RESPONDING TO the announcement by Nick Clegg that the Government would not proceed with its House of Lords Reform Bill, the Rt Rev Timothy Stevens, Bishop of Leicester and Convenor of the Lords Spiritual, issued a statement to say that the House of Lords still needed reform.
The Bishop echoed comments made by the Archbishops of Canterbury and York in their joint submission to the Parliamentary Committee looking at the Government’s proposals when they expressed doubts about replacing the existing House with a largely elected chamber, but he also expressed support for a Private Member’s Bill proposed by Lord Steel.
Lord Steel’s bill includes provision for the forced retirement of those who fail to attend or are convicted of crimes. It also allows voluntary retirement from the House.

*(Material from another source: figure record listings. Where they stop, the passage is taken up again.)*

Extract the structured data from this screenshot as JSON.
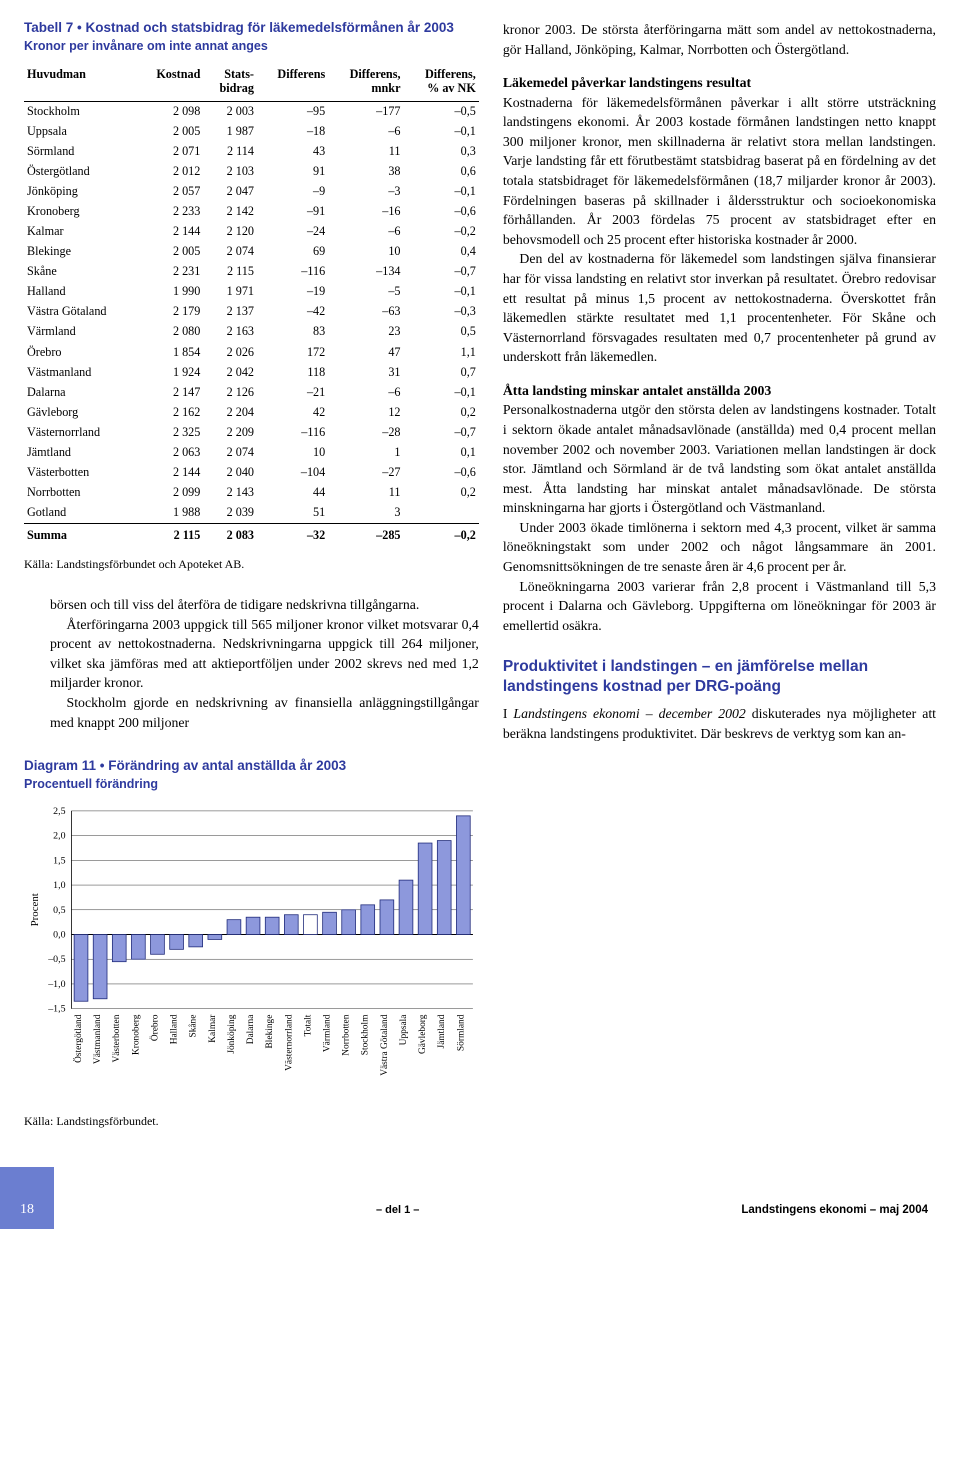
{
  "table7": {
    "title": "Tabell 7 • Kostnad och statsbidrag för läkemedelsförmånen år 2003",
    "subtitle": "Kronor per invånare om inte annat anges",
    "columns": [
      "Huvudman",
      "Kostnad",
      "Stats-\nbidrag",
      "Differens",
      "Differens,\nmnkr",
      "Differens,\n% av NK"
    ],
    "rows": [
      [
        "Stockholm",
        "2 098",
        "2 003",
        "–95",
        "–177",
        "–0,5"
      ],
      [
        "Uppsala",
        "2 005",
        "1 987",
        "–18",
        "–6",
        "–0,1"
      ],
      [
        "Sörmland",
        "2 071",
        "2 114",
        "43",
        "11",
        "0,3"
      ],
      [
        "Östergötland",
        "2 012",
        "2 103",
        "91",
        "38",
        "0,6"
      ],
      [
        "Jönköping",
        "2 057",
        "2 047",
        "–9",
        "–3",
        "–0,1"
      ],
      [
        "Kronoberg",
        "2 233",
        "2 142",
        "–91",
        "–16",
        "–0,6"
      ],
      [
        "Kalmar",
        "2 144",
        "2 120",
        "–24",
        "–6",
        "–0,2"
      ],
      [
        "Blekinge",
        "2 005",
        "2 074",
        "69",
        "10",
        "0,4"
      ],
      [
        "Skåne",
        "2 231",
        "2 115",
        "–116",
        "–134",
        "–0,7"
      ],
      [
        "Halland",
        "1 990",
        "1 971",
        "–19",
        "–5",
        "–0,1"
      ],
      [
        "Västra Götaland",
        "2 179",
        "2 137",
        "–42",
        "–63",
        "–0,3"
      ],
      [
        "Värmland",
        "2 080",
        "2 163",
        "83",
        "23",
        "0,5"
      ],
      [
        "Örebro",
        "1 854",
        "2 026",
        "172",
        "47",
        "1,1"
      ],
      [
        "Västmanland",
        "1 924",
        "2 042",
        "118",
        "31",
        "0,7"
      ],
      [
        "Dalarna",
        "2 147",
        "2 126",
        "–21",
        "–6",
        "–0,1"
      ],
      [
        "Gävleborg",
        "2 162",
        "2 204",
        "42",
        "12",
        "0,2"
      ],
      [
        "Västernorrland",
        "2 325",
        "2 209",
        "–116",
        "–28",
        "–0,7"
      ],
      [
        "Jämtland",
        "2 063",
        "2 074",
        "10",
        "1",
        "0,1"
      ],
      [
        "Västerbotten",
        "2 144",
        "2 040",
        "–104",
        "–27",
        "–0,6"
      ],
      [
        "Norrbotten",
        "2 099",
        "2 143",
        "44",
        "11",
        "0,2"
      ],
      [
        "Gotland",
        "1 988",
        "2 039",
        "51",
        "3",
        ""
      ]
    ],
    "sum": [
      "Summa",
      "2 115",
      "2 083",
      "–32",
      "–285",
      "–0,2"
    ],
    "source": "Källa: Landstingsförbundet och Apoteket AB."
  },
  "left_body": {
    "p1": "börsen och till viss del återföra de tidigare nedskrivna tillgångarna.",
    "p2": "Återföringarna 2003 uppgick till 565 miljoner kronor vilket motsvarar 0,4 procent av nettokostnaderna. Nedskrivningarna uppgick till 264 miljoner, vilket ska jämföras med att aktieportföljen under 2002 skrevs ned med 1,2 miljarder kronor.",
    "p3": "Stockholm gjorde en nedskrivning av finansiella anläggningstillgångar med knappt 200 miljoner"
  },
  "right_body": {
    "p0": "kronor 2003. De största återföringarna mätt som andel av nettokostnaderna, gör Halland, Jönköping, Kalmar, Norrbotten och Östergötland.",
    "lead1": "Läkemedel påverkar landstingens resultat",
    "p1": "Kostnaderna för läkemedelsförmånen påverkar i allt större utsträckning landstingens ekonomi. År 2003 kostade förmånen landstingen netto knappt 300 miljoner kronor, men skillnaderna är relativt stora mellan landstingen. Varje landsting får ett förutbestämt statsbidrag baserat på en fördelning av det totala statsbidraget för läkemedelsförmånen (18,7 miljarder kronor år 2003). Fördelningen baseras på skillnader i åldersstruktur och socioekonomiska förhållanden. År 2003 fördelas 75 procent av statsbidraget efter en behovsmodell och 25 procent efter historiska kostnader år 2000.",
    "p2": "Den del av kostnaderna för läkemedel som landstingen själva finansierar har för vissa landsting en relativt stor inverkan på resultatet. Örebro redovisar ett resultat på minus 1,5 procent av nettokostnaderna. Överskottet från läkemedlen stärkte resultatet med 1,1 procentenheter. För Skåne och Västernorrland försvagades resultaten med 0,7 procentenheter på grund av underskott från läkemedlen.",
    "lead2": "Åtta landsting minskar antalet anställda 2003",
    "p3": "Personalkostnaderna utgör den största delen av landstingens kostnader. Totalt i sektorn ökade antalet månadsavlönade (anställda) med 0,4 procent mellan november 2002 och november 2003. Variationen mellan landstingen är dock stor. Jämtland och Sörmland är de två landsting som ökat antalet anställda mest. Åtta landsting har minskat antalet månadsavlönade. De största minskningarna har gjorts i Östergötland och Västmanland.",
    "p4": "Under 2003 ökade timlönerna i sektorn med 4,3 procent, vilket är samma löneökningstakt som under 2002 och något långsammare än 2001. Genomsnittsökningen de tre senaste åren är 4,6 procent per år.",
    "p5": "Löneökningarna 2003 varierar från 2,8 procent i Västmanland till 5,3 procent i Dalarna och Gävleborg. Uppgifterna om löneökningar för 2003 är emellertid osäkra.",
    "h2": "Produktivitet i landstingen – en jämförelse mellan landstingens kostnad per DRG-poäng",
    "p6a": "I ",
    "p6i": "Landstingens ekonomi – december 2002",
    "p6b": " diskuterades nya möjligheter att beräkna landstingens produktivitet. Där beskrevs de verktyg som kan an-"
  },
  "diagram11": {
    "title": "Diagram 11 • Förändring av antal anställda år 2003",
    "subtitle": "Procentuell förändring",
    "ylabel": "Procent",
    "ylim": [
      -1.5,
      2.5
    ],
    "ytick_step": 0.5,
    "yticks": [
      "2,5",
      "2,0",
      "1,5",
      "1,0",
      "0,5",
      "0,0",
      "–0,5",
      "–1,0",
      "–1,5"
    ],
    "categories": [
      "Östergötland",
      "Västmanland",
      "Västerbotten",
      "Kronoberg",
      "Örebro",
      "Halland",
      "Skåne",
      "Kalmar",
      "Jönköping",
      "Dalarna",
      "Blekinge",
      "Västernorrland",
      "Totalt",
      "Värmland",
      "Norrbotten",
      "Stockholm",
      "Västra Götaland",
      "Uppsala",
      "Gävleborg",
      "Jämtland",
      "Sörmland"
    ],
    "values": [
      -1.35,
      -1.3,
      -0.55,
      -0.5,
      -0.4,
      -0.3,
      -0.25,
      -0.1,
      0.3,
      0.35,
      0.35,
      0.4,
      0.4,
      0.45,
      0.5,
      0.6,
      0.7,
      1.1,
      1.85,
      1.9,
      2.4
    ],
    "bar_fill": "#8d98dc",
    "bar_stroke": "#1f2a7a",
    "totalt_fill": "#ffffff",
    "grid_color": "#333333",
    "background": "#ffffff",
    "source": "Källa: Landstingsförbundet."
  },
  "footer": {
    "del": "– del 1 –",
    "pub": "Landstingens ekonomi – maj 2004",
    "page": "18"
  }
}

“Reforms that would have seen a simple substitution of the existing House for a largely or wholly elected chamber risked both removing what is best about the present Lords – the independence and expertise that its membership brings to bear – and undermining the current conventions between the Houses that prevent damaging gridlock between the Commons and Lords,” Bishop Stevens said in a statement.

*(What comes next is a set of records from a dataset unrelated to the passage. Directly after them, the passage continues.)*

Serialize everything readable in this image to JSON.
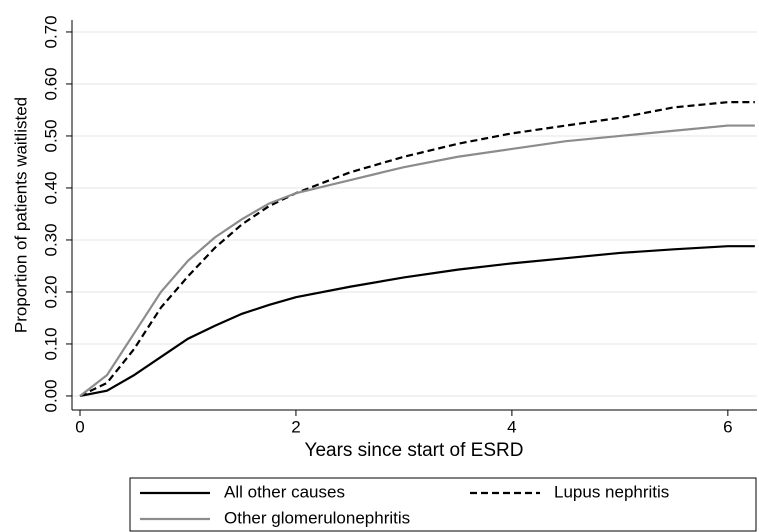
{
  "chart_data": {
    "type": "line",
    "xlabel": "Years since start of ESRD",
    "ylabel": "Proportion of patients waitlisted",
    "x": [
      0,
      0.25,
      0.5,
      0.75,
      1,
      1.25,
      1.5,
      1.75,
      2,
      2.5,
      3,
      3.5,
      4,
      4.5,
      5,
      5.5,
      6,
      6.25
    ],
    "series": [
      {
        "name": "All other causes",
        "color": "#000000",
        "dash": false,
        "values": [
          0,
          0.01,
          0.04,
          0.075,
          0.11,
          0.135,
          0.158,
          0.175,
          0.19,
          0.21,
          0.228,
          0.243,
          0.255,
          0.265,
          0.275,
          0.282,
          0.288,
          0.288
        ]
      },
      {
        "name": "Lupus nephritis",
        "color": "#000000",
        "dash": true,
        "values": [
          0,
          0.025,
          0.09,
          0.17,
          0.23,
          0.285,
          0.33,
          0.365,
          0.39,
          0.43,
          0.46,
          0.485,
          0.505,
          0.52,
          0.535,
          0.555,
          0.565,
          0.565
        ]
      },
      {
        "name": "Other glomerulonephritis",
        "color": "#8c8c8c",
        "dash": false,
        "values": [
          0,
          0.04,
          0.12,
          0.2,
          0.26,
          0.305,
          0.34,
          0.37,
          0.39,
          0.415,
          0.44,
          0.46,
          0.475,
          0.49,
          0.5,
          0.51,
          0.52,
          0.52
        ]
      }
    ],
    "xlim": [
      -0.074,
      6.27
    ],
    "ylim": [
      -0.027,
      0.723
    ],
    "xticks": [
      0,
      2,
      4,
      6
    ],
    "yticks": [
      {
        "value": 0,
        "label": "0.00"
      },
      {
        "value": 0.1,
        "label": "0.10"
      },
      {
        "value": 0.2,
        "label": "0.20"
      },
      {
        "value": 0.3,
        "label": "0.30"
      },
      {
        "value": 0.4,
        "label": "0.40"
      },
      {
        "value": 0.5,
        "label": "0.50"
      },
      {
        "value": 0.6,
        "label": "0.60"
      },
      {
        "value": 0.7,
        "label": "0.70"
      }
    ],
    "grid": true,
    "legend": "bottom"
  }
}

He added that: “The decision not to proceed with the Bill gives Parliament and the country a welcome opportunity to pause and think again about what it wants a second chamber to do.”
The British Humanist Association expressed disappointment with the decision to abandon reform of the House of Lords, which it saw as an opportunity to remove bishops from Parliament. The BHA quoted a statement by a Government minister that revealed that the majority of letters the Government received on House of Lords reform concerned the role of the bishops.
Chris Bryant MP had tabled an amendment to the House of Lords Reform Bill to remove the bishops. No vote will now be taken on this amendment.